To see how my features are correlated with how much brand drugs an outlier doctor prescribes, we can calculate a Pearson’s correlation coefficient, the most common measure of relationship between two variables. 6 out of top 10 most correlated features were the ones I engineered, but here are the top 3:

nonlis_cost_per_claim (0.576560): The higher the cost per claim for beneficiaries without a low-income subsidy charged, the more brand drugs a doctor prescribes.
pdp_cost_per_claim (0.484523): The higher the cost per claim beneficiaries covered by standalone PDP are charged, the more brand drugs a doctor prescribes.
La_opioid_prescriber_rate (-0.454956): The higher the percent of long-acting opioid claims expressed in terms of total opioid claims, the less brand drugs a doctor prescribes.

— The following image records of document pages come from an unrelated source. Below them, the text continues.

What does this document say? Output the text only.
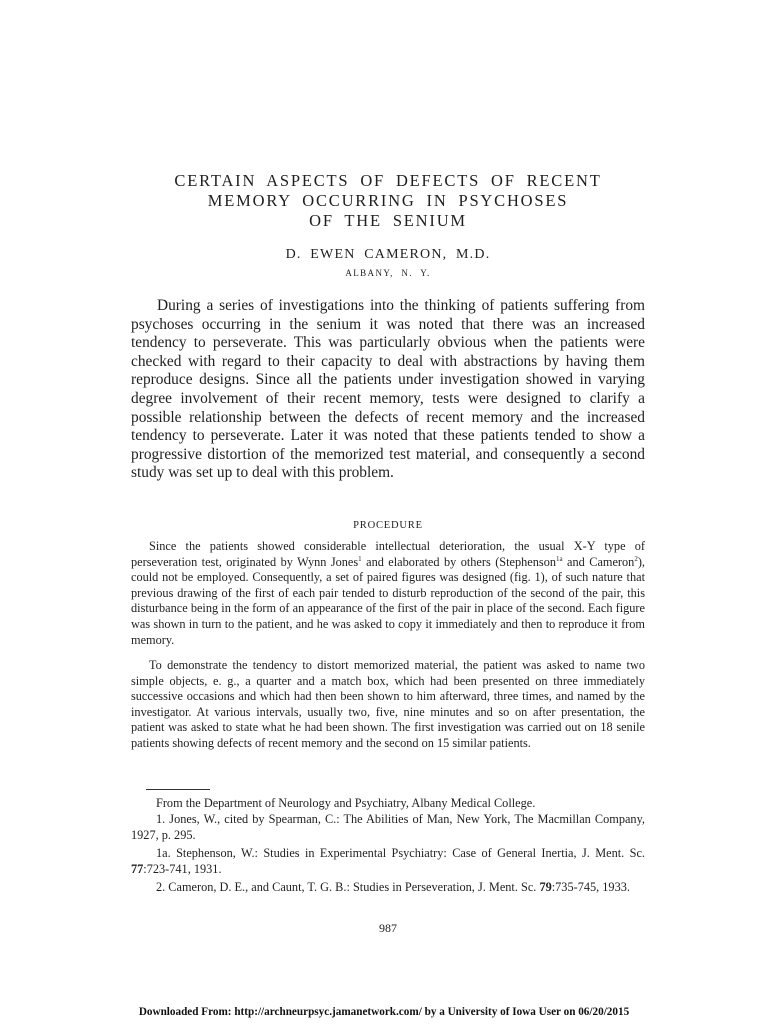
CERTAIN ASPECTS OF DEFECTS OF RECENT
MEMORY OCCURRING IN PSYCHOSES
OF THE SENIUM
D. EWEN CAMERON, M.D.
ALBANY, N. Y.

During a series of investigations into the thinking of patients suffering from psychoses occurring in the senium it was noted that there was an increased tendency to perseverate. This was particularly obvious when the patients were checked with regard to their capacity to deal with abstractions by having them reproduce designs. Since all the patients under investigation showed in varying degree involvement of their recent memory, tests were designed to clarify a possible relationship between the defects of recent memory and the increased tendency to perseverate. Later it was noted that these patients tended to show a progressive distortion of the memorized test material, and consequently a second study was set up to deal with this problem.

PROCEDURE

Since the patients showed considerable intellectual deterioration, the usual X-Y type of perseveration test, originated by Wynn Jones$^1$ and elaborated by others (Stephenson$^{1a}$ and Cameron$^2$), could not be employed. Consequently, a set of paired figures was designed (fig. 1), of such nature that previous drawing of the first of each pair tended to disturb reproduction of the second of the pair, this disturbance being in the form of an appearance of the first of the pair in place of the second. Each figure was shown in turn to the patient, and he was asked to copy it immediately and then to reproduce it from memory.

To demonstrate the tendency to distort memorized material, the patient was asked to name two simple objects, e. g., a quarter and a match box, which had been presented on three immediately successive occasions and which had then been shown to him afterward, three times, and named by the investigator. At various intervals, usually two, five, nine minutes and so on after presentation, the patient was asked to state what he had been shown. The first investigation was carried out on 18 senile patients showing defects of recent memory and the second on 15 similar patients.

From the Department of Neurology and Psychiatry, Albany Medical College.

1. Jones, W., cited by Spearman, C.: The Abilities of Man, New York, The Macmillan Company, 1927, p. 295.

1a. Stephenson, W.: Studies in Experimental Psychiatry: Case of General Inertia, J. Ment. Sc. 77:723-741, 1931.

2. Cameron, D. E., and Caunt, T. G. B.: Studies in Perseveration, J. Ment. Sc. 79:735-745, 1933.

987
Downloaded From: http://archneurpsyc.jamanetwork.com/ by a University of Iowa User on 06/20/2015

To look further into the interactions between variables and their relative levels of importance, let’s see how a single tree (good resolution):

png

Starting at the root node (depth 0, at the top): the tree decides that the single best question it can ask to separate the doctors’ practices into two groups is whether their cost per claim for beneficiaries without a low-income subsidy is less or more than 82 dollars. Then we ask a different follow-up question, recursively splitting data into many different areas, assigning a single value to every point that lands in a certain area. The final endpoints in a tree are known as leaves. Every point placed in a certain leaf is given the same value, the average of the known points in that leaf. To find out doctors who prescribe the highest percent of brand, we follow the branches down to the brightest orange leaf. Out of 5 questions (the amount controlled by hyperparameter “max_depth”) our tree asks 1 question related to doctor’s specialty and 4 related to patient’s income and type of plan.

One limitation of trees is the natural blockiness of their predictions. It is rare for natural events to share in this blocky nature, so generally trees make relatively inaccurate predictions on data.

I also fit the data to Linear Regression, Random Forest and Ensemble’s Voting Regressor models. The latter slightly underperformed compared to Random Forest, which tells me the component models are not perfectly independent. When re-training on the top 20 features, performance did not change, which tells me the model is not biased. When I used only the engineered features, I got the best performance yet. Looking at the residual plots, however, all other models’ and feature subsets had random distributions of fitted VS residual values, while engineered features had some quite clear patterns.

The features that Random Forest deemed important agree with what we’ve already seen: costs and counts for patients’ types of income and plans. It seems like the general theme among doctors overprescribing brand-name drugs is who picks up the bill.

As an analyst, I’m not supposed to point the decision-makers in any particular direction, but rather to expand the perspective of available options to choose from. However, it seems from this research that while PartD’s very structure promotes cost growth, drug manufacturers and health insurers will be the ones benefitting from it, at the expense of patients and taxpayers.